Çocuklara Nasıl Davranmalıyız?

ÇOCUĞUMUZ

Çocuklara nasıl davranmalı? İbrahim Hakkı Erzurumî Hazretleri’nden anne-babalara altın değerinde tavsiyeler…

Çocuklara davranış husûsunda anne-babalar zaman zaman hatâya düşebilmektedirler. Meselâ herhângi bir mes’elede hep haksız görülen taraf çocuklar olmaktadır. Oysa onlardaki gerek noksanlık, gerekse olgunlaşma, anne-babaların eğitimlerinin bir aynasıdır. Tıpkı bir san’atkârın yaptığı eserde hünerini sergilemesi gibi. Yâni güzel bir eser de, çirkin bir eser de san’atkârına âittir.
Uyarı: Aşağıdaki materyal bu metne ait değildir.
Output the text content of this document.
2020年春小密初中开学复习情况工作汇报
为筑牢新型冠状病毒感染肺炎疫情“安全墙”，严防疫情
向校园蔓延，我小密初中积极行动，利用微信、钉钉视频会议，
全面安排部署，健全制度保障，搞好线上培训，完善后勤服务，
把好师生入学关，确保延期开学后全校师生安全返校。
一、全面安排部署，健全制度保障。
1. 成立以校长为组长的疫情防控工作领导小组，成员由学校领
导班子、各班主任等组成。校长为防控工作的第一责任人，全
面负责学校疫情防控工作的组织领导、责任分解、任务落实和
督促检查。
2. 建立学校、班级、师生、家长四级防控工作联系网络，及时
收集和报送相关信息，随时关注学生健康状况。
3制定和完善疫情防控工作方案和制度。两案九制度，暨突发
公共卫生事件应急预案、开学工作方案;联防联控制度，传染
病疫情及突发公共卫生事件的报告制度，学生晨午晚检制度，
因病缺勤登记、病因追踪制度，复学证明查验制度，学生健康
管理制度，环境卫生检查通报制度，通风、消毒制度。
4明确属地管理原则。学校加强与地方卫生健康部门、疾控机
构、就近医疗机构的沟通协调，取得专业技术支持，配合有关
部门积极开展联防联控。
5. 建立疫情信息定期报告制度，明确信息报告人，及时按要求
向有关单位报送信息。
İBRAHİM HAKKI HAZRETLERİ’NDEN ANNE-BABALARA TAVSİYELER

Bu vesîleyle İbrahim Hakkı Erzurumî Hazretleri’nin anne-babalara yaptığı şu tavsiyelerini arz etmek istiyorum:

  • Anne ve Baba evladının doğumu ile sevinmelidir. Nitekim, Hazret-i Habîb-i Ekrem -sallallâhü aleyhi ve sellem- buyurmuştur ki: “Çocuk dünyada sürûr, âhirette nûrdur.”
  • Kız çocukları ile daha fazla mutlu olmalı, onlara hürmet etmelidir. Zîrâ, kız çocuğunda ayrı bir hayır vardır. Nitekim Hazret-i Habîb-i Ekrem -sallallâhü aleyhi ve sellem- buyurmuştur ki: “Kadının bereketlisi, ilk çocuğu kız olandır. Zîrâ, ben Hak Teâlâ’dan yükü olmayan evlat istedim, bana kızlar ihsân eyledi.”
  • Çocuğuna güzel bir ad vermelidir.
  • Yedinci gününde veya sonra akîka niyeti ile kurban kesip, onu insanlara takdim etmeli veya pişirip yedirmelidir.
  • Doğumun yedinci gününde veya on yaşına kadar oğlunu sünnet ettirmelidir.
  • Oğlu veya kızı altı yaşına geldiklerinde onlara Kur’ân-ı Kerîm, din âdâbı ve farzları öğretmelidir.
  • Oğluna okuma-yazma, atıcılık, yüzme ve geçerli bir sanat öğretmelidir. Zîrâ eskiler: “Sanat, fakirlikten emniyettir.” derlerdi.
  • Kızına yemek pişirmeyi, dikiş dikmeyi ve ev işlerini öğretmelidir.
  • Bütün çocuklarına süs, ihsân ve hediyelerde eşit davranmalıdır.
  • Turfanda meyveyi önce kız evladına vermelidir. Çünkü, onların yürekleri daha yumuşak ve daha zayıftır.
  • Çocuklarını şefkatle kucaklayıp, esirgeyerek okşamalıdır.
  • Çocuklarına gayet merhametle muâmele etmelidir.
  • Onlarla oynayıp, güler yüzle sohbet etmeli, gönüllerini almalıdır.
  • Onlara bedduâ etmeyip, hayır duâ etmelidir. Zîrâ, bedduâ fakirlik sebeplerindendir. Bazen öyle olur ki, anne-baba tarafından yapılmış bedduâ kabul olunarak insan kendi çocuğuna farkına varmadan zarar vermiş olur.
  • On yaşına varan çocuklarını (oğlan ve kız), ayrı döşeklerde yatırmalıdır.
  • Evlilik çağına ulaşan çocuklarını rızâları ile evlendirmelidir.
  • Evlâdının güç yetiremeyeceği hizmeti emretmemelidir. Ki, âsi olmalarına sebep olmasın.
  • Evlâtlarına kendi yediklerinden yedirmeli, kendi giydiklerinden giydirmelidir.
  • Kimsenin evlâdına kötülük düşünmemelidir. Tâ ki, yapmak istedikleri kötülük, bir müddet sonra kendi başına gelmesin!.. (Erzurumlu İbrahim Hakkı, Mârifetnâme’den)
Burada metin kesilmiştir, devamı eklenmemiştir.